Des ONG françaises à la rescousse
Après tant de tergiversations qui ont duré des mois durant lesquels Mi Fatma et Ba Mahjoub vivaient toujours terrés dans ce 1,5m2 de la honte et malgré l’incroyable élan de solidarité qu’a suscité le couple, ce sont finalement deux ONG françaises qui se sont déplacées pour débloquer la situation. Nous sommes en plein hiver, et des mois n’auront pas suffi ne serait-ce qu’à, au moins, trouver une solution provisoire avant que les dons destinés à l’acquisition d’un appartement ne soient libérés. Mais non. Face à la confusion et l’étrange léthargie à laquelle se heurtent les donateurs dont beaucoup ont exprimé leur désarroi, les ONG "Help Doctors" et "Regardez" se sont rendues à Marrakech où elles se trouvent depuis maintenant une semaine.
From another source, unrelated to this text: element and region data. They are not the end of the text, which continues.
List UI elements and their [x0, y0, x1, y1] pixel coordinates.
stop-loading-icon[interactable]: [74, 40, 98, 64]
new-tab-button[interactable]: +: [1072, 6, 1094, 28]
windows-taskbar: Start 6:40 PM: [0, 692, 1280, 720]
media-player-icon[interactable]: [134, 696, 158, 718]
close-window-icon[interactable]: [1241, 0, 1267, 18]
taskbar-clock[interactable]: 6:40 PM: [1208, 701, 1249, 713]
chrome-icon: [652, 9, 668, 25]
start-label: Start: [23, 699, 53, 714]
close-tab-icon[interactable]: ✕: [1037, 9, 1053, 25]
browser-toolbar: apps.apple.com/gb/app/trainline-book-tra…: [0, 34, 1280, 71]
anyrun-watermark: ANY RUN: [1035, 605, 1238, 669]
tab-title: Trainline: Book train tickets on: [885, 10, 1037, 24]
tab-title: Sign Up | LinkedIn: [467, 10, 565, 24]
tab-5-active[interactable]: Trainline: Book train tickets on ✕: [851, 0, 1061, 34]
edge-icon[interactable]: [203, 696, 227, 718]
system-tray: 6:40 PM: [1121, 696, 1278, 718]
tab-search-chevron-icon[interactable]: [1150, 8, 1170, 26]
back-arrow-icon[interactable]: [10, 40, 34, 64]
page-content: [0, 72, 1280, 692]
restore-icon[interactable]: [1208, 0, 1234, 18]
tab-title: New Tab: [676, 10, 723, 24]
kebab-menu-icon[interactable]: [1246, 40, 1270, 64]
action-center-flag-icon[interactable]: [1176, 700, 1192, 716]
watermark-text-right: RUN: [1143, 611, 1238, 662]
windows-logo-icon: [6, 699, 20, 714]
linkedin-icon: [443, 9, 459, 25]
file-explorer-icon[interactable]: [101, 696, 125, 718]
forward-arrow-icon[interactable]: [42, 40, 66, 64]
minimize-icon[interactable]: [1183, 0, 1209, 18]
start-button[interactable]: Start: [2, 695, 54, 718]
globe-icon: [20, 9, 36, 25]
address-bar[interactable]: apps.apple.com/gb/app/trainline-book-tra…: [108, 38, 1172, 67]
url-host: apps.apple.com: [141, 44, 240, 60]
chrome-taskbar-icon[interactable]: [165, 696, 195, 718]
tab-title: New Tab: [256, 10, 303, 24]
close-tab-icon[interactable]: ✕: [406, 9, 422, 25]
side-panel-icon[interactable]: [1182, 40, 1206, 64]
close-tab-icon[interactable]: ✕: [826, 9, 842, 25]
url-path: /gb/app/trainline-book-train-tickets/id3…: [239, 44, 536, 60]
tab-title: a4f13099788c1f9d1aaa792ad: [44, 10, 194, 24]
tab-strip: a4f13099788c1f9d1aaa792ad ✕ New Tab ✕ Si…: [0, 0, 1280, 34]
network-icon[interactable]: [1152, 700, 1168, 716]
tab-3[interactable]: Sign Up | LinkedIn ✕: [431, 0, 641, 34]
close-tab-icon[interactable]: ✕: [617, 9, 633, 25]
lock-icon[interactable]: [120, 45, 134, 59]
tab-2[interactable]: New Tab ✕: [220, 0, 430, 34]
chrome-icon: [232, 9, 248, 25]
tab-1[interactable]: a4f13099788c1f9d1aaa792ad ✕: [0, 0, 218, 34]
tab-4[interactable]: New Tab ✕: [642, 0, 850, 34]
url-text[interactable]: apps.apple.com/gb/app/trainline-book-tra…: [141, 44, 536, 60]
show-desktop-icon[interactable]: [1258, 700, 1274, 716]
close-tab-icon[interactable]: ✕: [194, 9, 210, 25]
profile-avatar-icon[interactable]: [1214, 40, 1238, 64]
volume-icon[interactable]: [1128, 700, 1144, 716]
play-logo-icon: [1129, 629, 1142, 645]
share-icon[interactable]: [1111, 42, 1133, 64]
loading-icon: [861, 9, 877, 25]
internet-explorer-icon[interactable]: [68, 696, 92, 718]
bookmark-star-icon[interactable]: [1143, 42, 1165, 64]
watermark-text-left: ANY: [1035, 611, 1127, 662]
La première s’occupe d’urgence humanitaire, tandis que la seconde, comme son nom l’indique, informe à travers l’image de situations dramatiques.Pourquoi la mobilisation, conséquente, de la société civile n’a-t-elle pas abouti, au point que des organisations humanitaires étrangères en arrivent à être assez alertées pour se rendre sur le terrain? Tout aussi incompréhensible : alors que des médecins avaient offert leurs services pour s’enquérir de la santé de Mi Fatma et Ba Mahjoub et que des fondations et hôpitaux tels la fondation "Artisans sans catacacte" ou le CHU de Tahanaout, entre autres, font en ce moment, et notamment à Marrakech, un travail extraordinaire pour permettre aux personnes démunies perdant la vue de bénéficier d’interventions chirurgicales, c’est Cheikk Congo, le champion français de free-fight, qui accompagne les ONG pour prendre en charge cette opération. Coup de com'? Peu importe. Mais c’est à se demander où le bât blesse quand il y a les idées et la générosité. Espérons que Mi Fatma et Ba Mahjoub commenceront cette nouvelle année au chaud et dans une dignité que chacun, espérons-le, saura préserver en évitant certains comportements voyeuristes et misérabilistes qui n’avaient pas lieu d’être, d'autant qu'il avait été convenu de preéserver ce couple des photographes et interviews filmées jusqu'à ce qu'ils recouvrent la dignité qui leur est due. Par-delà toutes les questions que ce long engrenage a pu déchaîner chez nombre de citoyens et malgré l’incompréhensible tournure qu’ont prise les choses, nul doute que chacune des nombreuses personnes qui a frémi et agi pour ce beau couple attend de voir s’ouvrir pour eux, enfin, une nouvelle page avec l’année nouvelle.